Example of escaping:
If you need to find a point in the text, instead of using just ., you should escape the character with a backslash \.. For example, the regular expression \. it will search for a point, not any character.
If the phone number must be entered with +1, use a regular expression that checks for this prefix and then a sequence of digits. An example of a suitable regular expression and code to check it:
^\+1\d{10}$
Where:
^ is the beginning of the line.\+1 — indicates that the number should start with +1. The + character is special and means one or more of the previous character. To use it literally, as part of the phone code +1, you need to escape it: \+. In the expression ^+1\d{10}$, the symbol + will be perceived as special, so the work will not work correctly.\d{10} — means that after +1 there should be exactly 10 digits.$ is the end of the line.For more complex requirements for the phone number format, for example, to take into account the country code or various separators, the regular expression template can be complicated. Example for checking a phone number with a country code:
^\+?\d{1,3}[-.\s]?\(?\d{1,4}?\)?\d{1,4}\d{1,9}$
Where:
^\+? — the beginning of the number with the "+" symbol.\d{1,3} — country code of 1-3 digits.[-.\s]? — separator: dash, dot, space.\(?\d{1,4}?\)? is the region code in parentheses of 1-4 digits.\d{1,4} — 1-4 digits.\d{1,9} is the main part of the 1-9 digit number.To check the name, use a regular expression that allows only letters and some special characters. For example, a hyphen or an apostrophe. An example of a simple regular expression for name verification:
^[A-Za-zA-Ya-Yaee]+([-'][A-Za-zA-Ya-Yaee]+)*$
Where:
^ is the beginning of the line.[A-Za-zA-Ya-Yaee]+ — indicates that the name must begin with one or more letters (Latin or Cyrillic, including the letter "e").([-'][A-Za-Za-Ya-Yaee]+)* — indicates that the name may contain a hyphen or an apostrophe followed by one or more letters, and this may be repeated several times.$ is the end of the line.Checking the validity of the text may include checking the correctness of the format, content and length of the text. Below are some common text validation scenarios and examples of regular expressions for each of them.

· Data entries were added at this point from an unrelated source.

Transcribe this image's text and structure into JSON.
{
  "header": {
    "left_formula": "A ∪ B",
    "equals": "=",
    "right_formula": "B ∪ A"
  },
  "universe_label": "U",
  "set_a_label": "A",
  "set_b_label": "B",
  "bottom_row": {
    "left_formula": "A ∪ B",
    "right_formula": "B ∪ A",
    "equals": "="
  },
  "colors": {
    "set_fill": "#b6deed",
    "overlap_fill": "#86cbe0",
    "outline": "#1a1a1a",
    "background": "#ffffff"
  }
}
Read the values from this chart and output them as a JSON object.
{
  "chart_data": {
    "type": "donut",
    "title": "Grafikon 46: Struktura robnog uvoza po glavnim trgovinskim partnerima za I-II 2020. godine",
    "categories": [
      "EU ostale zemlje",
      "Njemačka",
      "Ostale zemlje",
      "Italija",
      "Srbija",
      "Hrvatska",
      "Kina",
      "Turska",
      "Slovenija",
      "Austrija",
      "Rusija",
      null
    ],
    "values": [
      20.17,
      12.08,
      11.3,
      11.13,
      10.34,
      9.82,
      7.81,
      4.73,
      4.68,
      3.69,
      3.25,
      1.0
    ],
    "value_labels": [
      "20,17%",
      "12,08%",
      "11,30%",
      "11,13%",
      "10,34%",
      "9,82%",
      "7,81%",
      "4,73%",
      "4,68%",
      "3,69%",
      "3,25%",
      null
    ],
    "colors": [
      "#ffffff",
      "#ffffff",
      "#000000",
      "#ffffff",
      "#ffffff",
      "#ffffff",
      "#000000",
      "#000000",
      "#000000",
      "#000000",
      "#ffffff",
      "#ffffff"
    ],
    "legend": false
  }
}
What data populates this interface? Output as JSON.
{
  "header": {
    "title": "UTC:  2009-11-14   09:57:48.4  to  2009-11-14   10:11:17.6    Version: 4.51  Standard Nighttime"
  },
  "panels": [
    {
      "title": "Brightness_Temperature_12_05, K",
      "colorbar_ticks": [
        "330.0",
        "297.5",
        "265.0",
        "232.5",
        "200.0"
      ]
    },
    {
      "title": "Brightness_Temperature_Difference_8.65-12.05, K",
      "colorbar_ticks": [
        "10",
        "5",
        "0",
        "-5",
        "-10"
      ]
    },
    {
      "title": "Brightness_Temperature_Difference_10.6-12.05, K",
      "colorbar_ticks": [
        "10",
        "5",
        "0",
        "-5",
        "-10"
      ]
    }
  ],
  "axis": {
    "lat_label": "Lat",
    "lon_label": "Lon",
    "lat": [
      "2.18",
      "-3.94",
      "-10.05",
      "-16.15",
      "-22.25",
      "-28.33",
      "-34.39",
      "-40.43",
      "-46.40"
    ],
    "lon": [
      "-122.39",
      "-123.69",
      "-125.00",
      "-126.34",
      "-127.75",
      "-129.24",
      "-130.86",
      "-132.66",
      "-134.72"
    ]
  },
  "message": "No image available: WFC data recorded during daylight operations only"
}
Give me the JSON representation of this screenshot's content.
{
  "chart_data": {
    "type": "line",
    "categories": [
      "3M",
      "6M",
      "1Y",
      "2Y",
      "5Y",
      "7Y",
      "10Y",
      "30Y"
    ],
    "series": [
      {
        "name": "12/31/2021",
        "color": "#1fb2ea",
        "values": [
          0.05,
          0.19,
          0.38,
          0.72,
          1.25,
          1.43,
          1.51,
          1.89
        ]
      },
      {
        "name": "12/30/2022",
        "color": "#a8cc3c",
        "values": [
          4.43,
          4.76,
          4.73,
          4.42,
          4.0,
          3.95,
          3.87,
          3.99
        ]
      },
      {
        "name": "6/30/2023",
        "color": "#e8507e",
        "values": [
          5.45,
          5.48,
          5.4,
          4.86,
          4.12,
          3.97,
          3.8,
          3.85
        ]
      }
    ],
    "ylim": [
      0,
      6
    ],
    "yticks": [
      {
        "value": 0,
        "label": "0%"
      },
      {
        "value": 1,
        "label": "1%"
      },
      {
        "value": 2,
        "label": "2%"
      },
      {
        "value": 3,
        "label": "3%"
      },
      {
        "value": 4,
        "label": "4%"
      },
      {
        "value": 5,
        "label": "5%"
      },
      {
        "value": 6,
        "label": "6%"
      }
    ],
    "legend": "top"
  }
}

To make sure that the text corresponds to a certain format, for example, it contains only letters, spaces and punctuation marks, use:
^[A-Za-Za-Ya-Yaee\s]+$
Where:
^ is the beginning of the line.[A-Za-Za-Ya-Yaee\s]+ — one or more characters including letters and spaces.$ is the end of the line.To check text from 1 to 100 characters long, use the following template:
^.{1,100}$
Where:
^ is the beginning of the line..{5,100} is the number from 1 to 100 times. Specify your range.$ is the end of the line.To make sure that the text contains certain words or phrases, use:
\b is good\b
Where:
\b is the word boundary.\b is the word boundary.To verify that the URL format is correct, use:
^(https?:\/\/)?([\w\-]+\.)+[\w\-]+(\/[\w\-\.]*)*\/?$
Where:
^ is the beginning of the line.(https?:\/\/)? — http or https, followed by ": //".([\ w\-]+\.)+ is one or more words/hyphens followed by a period.[\w\-]+ — one or more words / hyphens.(\/[\w\-\.]*)* — zero or more times the "/" character, words, hyphens or dots.\/? is the "/" character at the end of the line.$ is the end of the line.